All processing happens in the browser using the HTML Canvas API. No image is sent to any server. The tool works with any JPEG, PNG, WebP, or GIF file you select locally.

How pixel-level cropping works

Every image is a grid of pixels. Cropping selects a sub-grid. The X offset is the column where your crop starts, measured from the left edge. The Y offset is the row where your crop starts, measured from the top edge. Width is the number of columns to include. Height is the number of rows.

For a 1920 × 1080 image, the maximum crop width is 1920 and the maximum height is 1080. X=100, Y=50, width=500, height=300 extracts a 500 × 300 region starting 100 from the left and 50 from the top.

The Canvas drawImage method handles the extraction. It reads a source region at (sx, sy) and draws it at a destination position. Optional scaling to different output dimensions is also supported.

Common cropping use cases

Social media profile photos require specific aspect ratios. LinkedIn profiles use 1:1 squares. Twitter accepts rectangular crops.

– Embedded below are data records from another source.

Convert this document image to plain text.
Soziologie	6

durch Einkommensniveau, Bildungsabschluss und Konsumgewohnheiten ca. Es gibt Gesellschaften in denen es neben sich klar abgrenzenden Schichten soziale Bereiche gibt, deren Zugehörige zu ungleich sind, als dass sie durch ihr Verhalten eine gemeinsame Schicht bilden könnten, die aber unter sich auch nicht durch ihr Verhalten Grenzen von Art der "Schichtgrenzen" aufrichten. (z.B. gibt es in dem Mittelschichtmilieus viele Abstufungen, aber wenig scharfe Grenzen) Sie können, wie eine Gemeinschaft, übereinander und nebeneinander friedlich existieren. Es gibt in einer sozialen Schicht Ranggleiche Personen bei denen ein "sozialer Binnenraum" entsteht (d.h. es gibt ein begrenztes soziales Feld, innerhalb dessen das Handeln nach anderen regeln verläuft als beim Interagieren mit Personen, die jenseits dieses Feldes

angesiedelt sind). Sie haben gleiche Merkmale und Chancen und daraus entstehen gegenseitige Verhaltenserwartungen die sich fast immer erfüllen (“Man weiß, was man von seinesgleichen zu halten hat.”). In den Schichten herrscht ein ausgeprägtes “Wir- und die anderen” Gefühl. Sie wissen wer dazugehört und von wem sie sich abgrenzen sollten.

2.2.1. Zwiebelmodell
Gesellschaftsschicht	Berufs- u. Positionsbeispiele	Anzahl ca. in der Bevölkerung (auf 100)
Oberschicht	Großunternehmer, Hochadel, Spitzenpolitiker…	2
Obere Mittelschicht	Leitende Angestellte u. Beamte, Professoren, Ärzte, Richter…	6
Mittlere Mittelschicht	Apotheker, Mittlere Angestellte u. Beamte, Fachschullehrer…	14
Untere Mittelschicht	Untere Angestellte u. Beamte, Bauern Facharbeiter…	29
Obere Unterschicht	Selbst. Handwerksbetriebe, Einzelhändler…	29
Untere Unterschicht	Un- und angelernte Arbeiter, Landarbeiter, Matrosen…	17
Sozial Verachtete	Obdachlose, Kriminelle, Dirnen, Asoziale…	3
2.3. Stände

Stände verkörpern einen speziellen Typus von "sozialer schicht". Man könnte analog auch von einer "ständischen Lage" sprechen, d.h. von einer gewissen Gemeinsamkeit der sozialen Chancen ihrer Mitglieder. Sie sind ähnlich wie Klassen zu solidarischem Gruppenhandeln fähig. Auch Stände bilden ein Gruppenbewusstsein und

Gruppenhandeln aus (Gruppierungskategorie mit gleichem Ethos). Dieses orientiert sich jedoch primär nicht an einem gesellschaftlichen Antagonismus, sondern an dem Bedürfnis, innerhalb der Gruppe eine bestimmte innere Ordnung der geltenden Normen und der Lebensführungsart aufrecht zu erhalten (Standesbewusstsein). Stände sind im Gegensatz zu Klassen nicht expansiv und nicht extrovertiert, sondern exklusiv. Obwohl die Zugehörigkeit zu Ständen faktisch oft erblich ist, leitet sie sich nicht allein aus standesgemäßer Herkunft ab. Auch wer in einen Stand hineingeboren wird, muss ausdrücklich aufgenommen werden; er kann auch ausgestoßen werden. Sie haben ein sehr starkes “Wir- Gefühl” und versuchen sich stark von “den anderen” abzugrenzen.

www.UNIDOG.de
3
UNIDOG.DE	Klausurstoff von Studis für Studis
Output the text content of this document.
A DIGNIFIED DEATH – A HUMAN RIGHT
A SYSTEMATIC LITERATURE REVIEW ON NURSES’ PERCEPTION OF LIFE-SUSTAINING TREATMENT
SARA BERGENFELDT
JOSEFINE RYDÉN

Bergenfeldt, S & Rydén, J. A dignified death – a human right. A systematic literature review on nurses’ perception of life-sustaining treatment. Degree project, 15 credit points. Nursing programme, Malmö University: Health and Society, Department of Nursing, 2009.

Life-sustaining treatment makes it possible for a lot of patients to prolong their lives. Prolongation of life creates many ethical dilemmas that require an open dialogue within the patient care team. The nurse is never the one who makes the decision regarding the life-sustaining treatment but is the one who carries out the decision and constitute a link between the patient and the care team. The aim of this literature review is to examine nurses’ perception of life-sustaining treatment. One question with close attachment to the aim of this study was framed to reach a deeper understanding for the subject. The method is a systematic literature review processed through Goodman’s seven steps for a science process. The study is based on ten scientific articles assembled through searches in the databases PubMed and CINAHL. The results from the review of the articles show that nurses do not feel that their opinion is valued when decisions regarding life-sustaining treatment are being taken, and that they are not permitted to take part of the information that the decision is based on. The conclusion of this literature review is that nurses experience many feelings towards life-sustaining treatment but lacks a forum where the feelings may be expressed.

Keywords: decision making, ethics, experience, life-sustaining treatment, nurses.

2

Instagram posts use 1:1 or 4:5. Use the crop tool to extract the relevant region before uploading.

Product photography often includes unwanted background, packaging, or table edges. Crop to the product area before uploading to an e-commerce catalogue.

Screenshots often include browser chrome, taskbars, or irrelevant surrounding content. Crop to the relevant UI region before adding to documentation or a bug report.

Tips for using the image crop tool

  • Use the live preview to verify the region before downloading. Adjust offset values until the preview shows exactly the portion you need.
  • For aspect-ratio crops like 16:9 or 4:3, calculate the dimensions before entering. For a 16:9 crop from a 1920-wide image, set width=1920 and height=1080.
  • To centre a crop on the subject, find the subject's centre in pixels. Subtract half the crop width from the X coordinate and half the crop height from the Y coordinate.
  • Crop coordinates outside the image bounds are clamped. The tool will not produce a blank region if your crop partially extends beyond the edge.